Llewellyn, who has been representing victims of wrongful circumcision and genital injury since 1995, said the verdict was the largest he has ever won, though "I asked for $5 million," he said.
Llewellyn and Jones asserted that the child's injuries will result in permanent disfigurement and also possible medical problems that may require surgery.

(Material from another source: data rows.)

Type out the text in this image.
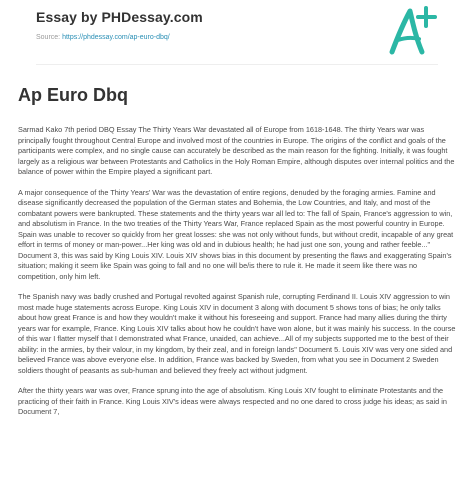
Essay by PHDessay.com
Source: https://phdessay.com/ap-euro-dbq/
Ap Euro Dbq

Sarmad Kako 7th period DBQ Essay The Thirty Years War devastated all of Europe from 1618-1648. The thirty Years war was principally fought throughout Central Europe and involved most of the countries in Europe. The origins of the conflict and goals of the participants were complex, and no single cause can accurately be described as the main reason for the fighting. Initially, it was fought largely as a religious war between Protestants and Catholics in the Holy Roman Empire, although disputes over internal politics and the balance of power within the Empire played a significant part.

A major consequence of the Thirty Years' War was the devastation of entire regions, denuded by the foraging armies. Famine and disease significantly decreased the population of the German states and Bohemia, the Low Countries, and Italy, and most of the combatant powers were bankrupted. These statements and the thirty years war all led to: The fall of Spain, France's aggression to win, and absolutism in France. In the two treaties of the Thirty Years War, France replaced Spain as the most powerful country in Europe. Spain was unable to recover so quickly from her great losses: she was not only without funds, but without credit, incapable of any great effort in terms of money or man-power...Her king was old and in dubious health; he had just one son, young and rather feeble..." Document 3, this was said by King Louis XIV. Louis XIV shows bias in this document by presenting the flaws and exaggerating Spain's situation; making it seem like Spain was going to fall and no one will be/is there to rule it. He made it seem like there was no competition, only him left.

The Spanish navy was badly crushed and Portugal revolted against Spanish rule, corrupting Ferdinand II. Louis XIV aggression to win most made huge statements across Europe. King Louis XIV in document 3 along with document 5 shows tons of bias; he only talks about how great France is and how they wouldn't make it without his foreseeing and support. France had many allies during the thirty years war for example, France. King Louis XIV talks about how he couldn't have won alone, but it was mainly his success. In the course of this war I flatter myself that I demonstrated what France, unaided, can achieve...All of my subjects supported me to the best of their ability: in the armies, by their valour, in my kingdom, by their zeal, and in foreign lands" Document 5. Louis XIV was very one sided and believed France was above everyone else. In addition, France was backed by Sweden, from what you see in Document 2 Sweden soldiers thought of peasants as sub-human and believed they freely act without judgment.

After the thirty years war was over, France sprung into the age of absolutism. King Louis XIV fought to eliminate Protestants and the practicing of their faith in France. King Louis XIV's ideas were always respected and no one dared to cross judge his ideas; as said in Document 7,
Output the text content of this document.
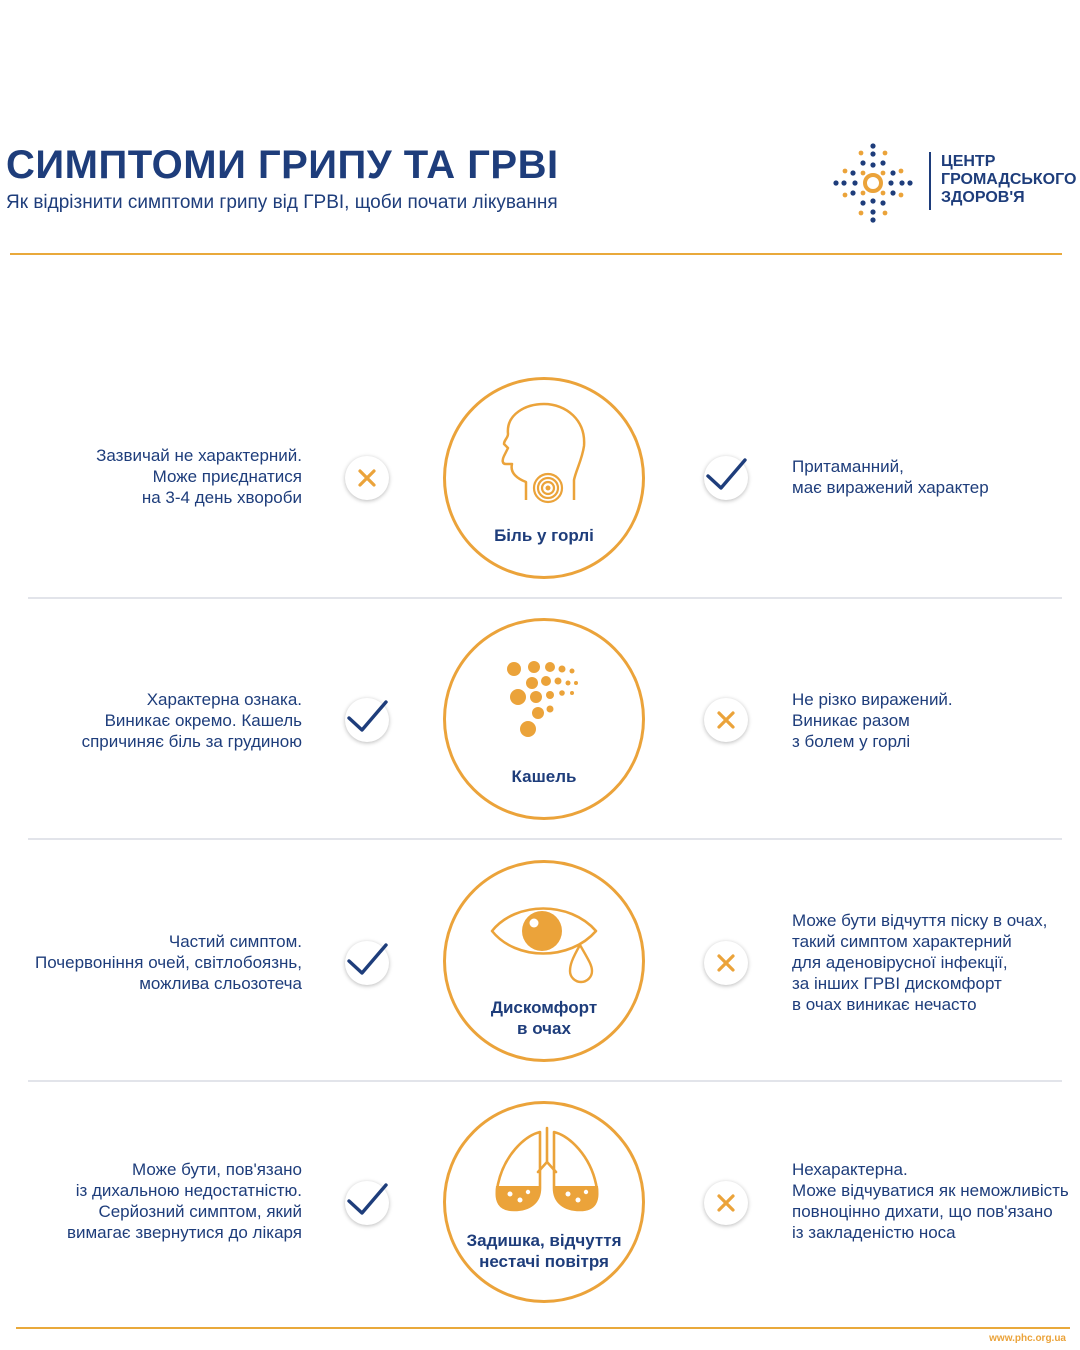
СИМПТОМИ ГРИПУ ТА ГРВІ
Як відрізнити симптоми грипу від ГРВІ, щоби почати лікування
ЦЕНТР
ГРОМАДСЬКОГО
ЗДОРОВ'Я
Зазвичай не характерний.
Може приєднатися
на 3-4 день хвороби
Біль у горлі
Притаманний,
має виражений характер
Характерна ознака.
Виникає окремо. Кашель
спричиняє біль за грудиною
Кашель
Не різко виражений.
Виникає разом
з болем у горлі
Частий симптом.
Почервоніння очей, світлобоязнь,
можлива сльозотеча
Дискомфорт
в очах
Може бути відчуття піску в очах,
такий симптом характерний
для аденовірусної інфекції,
за інших ГРВІ дискомфорт
в очах виникає нечасто
Може бути, пов'язано
із дихальною недостатністю.
Серйозний симптом, який
вимагає звернутися до лікаря	Задишка, відчуття
нестачі повітря
Нехарактерна.
Може відчуватися як неможливість
повноцінно дихати, що пов'язано
із закладеністю носа
www.phc.org.ua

They asked for damages to pay for psychological counseling in the amount awarded to the mother -- $500,000. The bulk of the damages -- $1.8 million -- was based on a per-day formula for the child's life expectancy.
Repeating his remarks to the jury during the two-week trial before Judge Diane E. Bessen, Llewellyn said, "From the time he realizes the difference until the time he sinks into the grave, there will not be a day, an hour or probably a minute that he does not think about his deformity."
Jones said lawyers for the defendants struck men from the jury, which wound up with 11 women. "The strategy of the defense side was that men would be more sensitive to a penis injury. My experience has been that men aren't as sensitive about anything," Jones said. "I figured if you have one man on the jury, he can explain to the women -- if they don't know -- how important a penis is to a man's self-image."